Important places include:
- Palais Bourbon, meeting place of the National Assembly
- Eiffel Tower
- Cathedral of Saint-Louis-des-Invalides, Paris
- Hôtel Matignon
- Hôtel de Boisgelin (Rue de Varenne), historic building, home to the Italian embassy in Paris.
- Hôtel de Besenval
- Champ de Mars
- Musée d'Orsay
- École Militaire
- Hôtel des Invalides
- Maison Gainsbourg
- Maison de Verre
- Musée du quai Branly
- Musée national de la Légion d'Honneur et des Ordres de Chevalerie
- Musée Maillol
- Musée de l'Ordre de la Libération
- Musée Rodin
- Musée Valentin Haüy
- Institut d'Études Politiques de Paris (Sciences Po)
- Cathedral of Saint-Louis-des-Invalides, Paris
- Saint-Pierre-du-Gros-Caillou

==Art and industry==
- Musée du quai Branly
- Musée national de la Légion d'Honneur et des Ordres de Chevalerie
- Musée Maillol
- Musée de l'Ordre de la Libération
- Musée Rodin
- Musée Valentin Haüy
- National Horticultural Society of France

==Economy==
Air Liquide, Alcatel-Lucent, and Valode & Pistre have their head offices in this arrondissement.

==Education==

Public and private high schools:
- Lycée Victor-Duruy
- Établissement La Rochefoucauld
- Institut de l'Alma
- Lycée-collège Paul-Claudel
- Lycée d'Hulst
- Lycée Sainte-Jeanne Elisabeth
- Lycée Saint-Thomas-d'Aquin
- Lycée Thérèse-Chappuis

Istituto Statale Italiano Leonardo Da Vinci, an Italian international school, maintains two campuses in the arrondissement. The American University of Paris, a private liberal arts university, maintains several buildings near the Quai d'Orsay.

==Government==
The Ministry of Agriculture, the Ministry of Foreign Affairs and the Ministry of National Education have their head offices in the arrondissement.

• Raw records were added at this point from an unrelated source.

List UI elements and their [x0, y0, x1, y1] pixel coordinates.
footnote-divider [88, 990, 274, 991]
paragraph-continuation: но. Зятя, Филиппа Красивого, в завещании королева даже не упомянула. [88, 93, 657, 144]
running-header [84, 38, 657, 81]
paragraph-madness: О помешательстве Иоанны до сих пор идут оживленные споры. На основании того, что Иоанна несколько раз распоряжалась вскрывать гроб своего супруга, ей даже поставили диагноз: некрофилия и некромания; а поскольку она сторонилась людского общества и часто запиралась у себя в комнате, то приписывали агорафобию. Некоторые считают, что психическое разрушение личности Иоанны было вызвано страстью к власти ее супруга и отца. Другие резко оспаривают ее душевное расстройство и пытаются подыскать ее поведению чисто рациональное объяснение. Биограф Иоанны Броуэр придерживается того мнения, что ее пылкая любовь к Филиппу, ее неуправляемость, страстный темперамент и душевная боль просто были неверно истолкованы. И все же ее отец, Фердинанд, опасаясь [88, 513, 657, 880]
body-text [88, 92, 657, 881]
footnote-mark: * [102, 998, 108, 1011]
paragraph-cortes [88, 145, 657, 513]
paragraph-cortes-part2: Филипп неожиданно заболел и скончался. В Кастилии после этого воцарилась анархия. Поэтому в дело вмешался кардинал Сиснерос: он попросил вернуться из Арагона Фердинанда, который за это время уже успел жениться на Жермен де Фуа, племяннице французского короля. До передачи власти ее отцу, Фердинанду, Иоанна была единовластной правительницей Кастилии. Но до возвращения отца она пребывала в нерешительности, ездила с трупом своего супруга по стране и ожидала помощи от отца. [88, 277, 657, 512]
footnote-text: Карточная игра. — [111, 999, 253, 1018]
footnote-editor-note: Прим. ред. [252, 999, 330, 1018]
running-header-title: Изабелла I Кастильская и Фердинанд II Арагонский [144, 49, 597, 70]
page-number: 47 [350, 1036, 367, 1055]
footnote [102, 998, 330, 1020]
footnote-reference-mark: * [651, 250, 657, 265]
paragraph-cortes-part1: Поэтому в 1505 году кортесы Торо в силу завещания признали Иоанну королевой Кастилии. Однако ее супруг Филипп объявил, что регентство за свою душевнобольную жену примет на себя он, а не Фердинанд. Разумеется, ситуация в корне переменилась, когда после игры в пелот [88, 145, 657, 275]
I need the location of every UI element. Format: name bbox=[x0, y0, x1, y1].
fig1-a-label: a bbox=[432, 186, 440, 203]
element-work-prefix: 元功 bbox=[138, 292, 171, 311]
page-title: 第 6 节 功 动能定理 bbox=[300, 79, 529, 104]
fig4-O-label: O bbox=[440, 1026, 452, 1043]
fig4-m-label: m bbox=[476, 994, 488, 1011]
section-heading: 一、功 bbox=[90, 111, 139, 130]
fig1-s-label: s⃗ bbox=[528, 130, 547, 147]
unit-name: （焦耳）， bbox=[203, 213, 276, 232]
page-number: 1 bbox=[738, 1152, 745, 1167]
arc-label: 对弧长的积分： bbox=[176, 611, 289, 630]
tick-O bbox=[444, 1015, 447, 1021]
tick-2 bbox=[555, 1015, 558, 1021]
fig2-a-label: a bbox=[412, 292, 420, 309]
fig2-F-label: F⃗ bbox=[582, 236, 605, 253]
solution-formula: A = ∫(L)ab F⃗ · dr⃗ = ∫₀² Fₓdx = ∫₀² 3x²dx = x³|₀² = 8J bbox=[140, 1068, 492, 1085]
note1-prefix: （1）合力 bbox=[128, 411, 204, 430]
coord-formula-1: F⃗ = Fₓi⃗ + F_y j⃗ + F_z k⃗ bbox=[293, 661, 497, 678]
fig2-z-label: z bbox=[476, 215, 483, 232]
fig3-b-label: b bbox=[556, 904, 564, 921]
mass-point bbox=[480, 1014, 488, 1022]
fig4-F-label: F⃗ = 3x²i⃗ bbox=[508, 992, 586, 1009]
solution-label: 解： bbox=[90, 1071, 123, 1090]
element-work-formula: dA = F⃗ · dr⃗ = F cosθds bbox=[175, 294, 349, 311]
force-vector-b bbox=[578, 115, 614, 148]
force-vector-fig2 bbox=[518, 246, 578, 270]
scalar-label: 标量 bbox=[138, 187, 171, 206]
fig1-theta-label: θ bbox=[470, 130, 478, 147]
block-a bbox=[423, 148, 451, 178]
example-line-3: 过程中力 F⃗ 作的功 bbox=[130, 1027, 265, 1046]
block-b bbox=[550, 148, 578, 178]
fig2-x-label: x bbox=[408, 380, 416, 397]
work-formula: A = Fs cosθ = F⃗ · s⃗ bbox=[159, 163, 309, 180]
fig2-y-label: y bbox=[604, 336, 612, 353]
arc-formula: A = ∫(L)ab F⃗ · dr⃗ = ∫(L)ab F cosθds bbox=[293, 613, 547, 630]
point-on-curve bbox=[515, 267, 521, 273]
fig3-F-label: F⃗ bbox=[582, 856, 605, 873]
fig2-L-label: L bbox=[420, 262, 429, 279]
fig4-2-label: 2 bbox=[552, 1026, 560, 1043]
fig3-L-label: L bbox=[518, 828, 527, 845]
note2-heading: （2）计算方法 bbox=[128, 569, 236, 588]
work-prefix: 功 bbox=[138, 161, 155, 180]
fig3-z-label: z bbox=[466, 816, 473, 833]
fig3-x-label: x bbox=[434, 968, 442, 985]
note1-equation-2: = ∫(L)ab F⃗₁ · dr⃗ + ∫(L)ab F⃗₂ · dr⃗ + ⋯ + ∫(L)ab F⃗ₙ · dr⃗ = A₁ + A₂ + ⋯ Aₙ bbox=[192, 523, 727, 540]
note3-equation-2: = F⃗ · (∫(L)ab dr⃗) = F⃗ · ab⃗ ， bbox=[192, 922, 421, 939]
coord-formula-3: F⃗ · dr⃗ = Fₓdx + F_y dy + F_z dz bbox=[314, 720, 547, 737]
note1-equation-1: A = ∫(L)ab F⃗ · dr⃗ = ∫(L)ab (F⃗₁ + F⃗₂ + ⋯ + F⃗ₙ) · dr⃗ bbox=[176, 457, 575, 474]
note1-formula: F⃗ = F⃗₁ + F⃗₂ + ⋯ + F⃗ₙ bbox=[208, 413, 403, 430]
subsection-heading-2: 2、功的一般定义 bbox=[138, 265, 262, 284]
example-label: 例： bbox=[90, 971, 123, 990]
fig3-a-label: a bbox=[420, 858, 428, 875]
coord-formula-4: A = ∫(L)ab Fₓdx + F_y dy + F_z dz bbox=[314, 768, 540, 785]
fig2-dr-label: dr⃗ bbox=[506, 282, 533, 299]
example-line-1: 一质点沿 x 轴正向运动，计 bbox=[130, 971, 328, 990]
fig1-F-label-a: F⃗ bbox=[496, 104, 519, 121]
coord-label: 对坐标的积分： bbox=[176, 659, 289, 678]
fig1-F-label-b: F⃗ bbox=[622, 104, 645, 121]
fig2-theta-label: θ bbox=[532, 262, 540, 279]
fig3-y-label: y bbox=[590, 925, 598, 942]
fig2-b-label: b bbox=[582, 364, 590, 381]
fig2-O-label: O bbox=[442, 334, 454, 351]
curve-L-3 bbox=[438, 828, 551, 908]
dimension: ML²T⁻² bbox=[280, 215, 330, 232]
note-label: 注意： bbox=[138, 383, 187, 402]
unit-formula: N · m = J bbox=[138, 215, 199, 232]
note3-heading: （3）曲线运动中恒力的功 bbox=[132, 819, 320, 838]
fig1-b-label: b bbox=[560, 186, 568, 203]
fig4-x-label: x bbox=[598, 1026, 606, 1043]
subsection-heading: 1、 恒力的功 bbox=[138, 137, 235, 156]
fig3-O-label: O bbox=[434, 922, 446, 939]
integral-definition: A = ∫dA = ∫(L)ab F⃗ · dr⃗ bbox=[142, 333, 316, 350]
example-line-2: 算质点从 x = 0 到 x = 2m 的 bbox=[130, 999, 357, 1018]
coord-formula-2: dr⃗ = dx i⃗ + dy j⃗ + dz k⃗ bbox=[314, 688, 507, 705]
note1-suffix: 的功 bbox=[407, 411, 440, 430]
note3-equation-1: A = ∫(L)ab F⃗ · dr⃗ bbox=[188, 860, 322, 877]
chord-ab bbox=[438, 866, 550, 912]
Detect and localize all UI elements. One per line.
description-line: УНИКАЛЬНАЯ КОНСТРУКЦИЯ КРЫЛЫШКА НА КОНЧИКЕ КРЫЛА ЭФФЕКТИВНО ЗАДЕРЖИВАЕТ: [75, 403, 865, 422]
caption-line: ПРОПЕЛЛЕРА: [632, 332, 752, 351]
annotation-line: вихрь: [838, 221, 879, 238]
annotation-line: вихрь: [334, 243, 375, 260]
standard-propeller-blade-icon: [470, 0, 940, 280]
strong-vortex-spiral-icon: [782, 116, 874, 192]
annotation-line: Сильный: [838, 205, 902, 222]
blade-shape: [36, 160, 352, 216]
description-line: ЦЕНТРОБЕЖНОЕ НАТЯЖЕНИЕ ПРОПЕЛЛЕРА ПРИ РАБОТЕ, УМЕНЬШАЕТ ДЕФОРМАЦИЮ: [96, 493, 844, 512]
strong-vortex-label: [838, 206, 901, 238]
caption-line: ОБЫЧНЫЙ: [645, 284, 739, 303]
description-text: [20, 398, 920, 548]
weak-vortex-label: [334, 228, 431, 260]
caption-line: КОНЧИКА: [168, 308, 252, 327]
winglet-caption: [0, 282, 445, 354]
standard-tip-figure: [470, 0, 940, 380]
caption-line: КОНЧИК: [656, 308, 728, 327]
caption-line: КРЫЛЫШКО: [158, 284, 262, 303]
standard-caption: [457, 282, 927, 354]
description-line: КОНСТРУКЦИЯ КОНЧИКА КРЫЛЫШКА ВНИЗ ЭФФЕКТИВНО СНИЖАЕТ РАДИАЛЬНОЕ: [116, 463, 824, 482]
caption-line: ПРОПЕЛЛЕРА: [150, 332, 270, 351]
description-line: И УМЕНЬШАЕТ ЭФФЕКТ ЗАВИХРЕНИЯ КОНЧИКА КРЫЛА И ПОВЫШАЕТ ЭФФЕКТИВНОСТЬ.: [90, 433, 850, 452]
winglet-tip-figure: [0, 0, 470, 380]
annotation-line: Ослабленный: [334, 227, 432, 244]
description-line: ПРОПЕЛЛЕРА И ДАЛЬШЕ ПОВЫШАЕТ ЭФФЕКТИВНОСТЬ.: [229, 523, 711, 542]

Politically, the arrondissement is situated firmly on the right. The mayor of the 7th, Rachida Dati, was Minister of Justice under Nicolas Sarkozy's presidency and a member of the European Parliament for the centre-right UMP from 2009 to 2019.

In the 2017 French presidential election, the 7th gave right-wing candidate François Fillon 52.7% of its votes in the first round, compared to his poor national showing of only 20%. It then went on to vote for Emmanuel Macron in the runoff by a landslide.

| Election |  | Winning candidate | Party | % |
|---|---|---|---|---|
|  | 2017 | Emmanuel Macron | EM | 88.07 |
|  | 2012 | Nicolas Sarkozy | UMP | 71.76 |
|  | 2007 | Nicolas Sarkozy | UMP | 74.75 |
|  | 2002 | Jacques Chirac | RPR | 89.17 |
|  | 1981 | Valéry Giscard d'Estaing | UDF | 71.44 |

==Sport==
The arrondissement hosted the equestrian events for the 1900 Summer Olympics.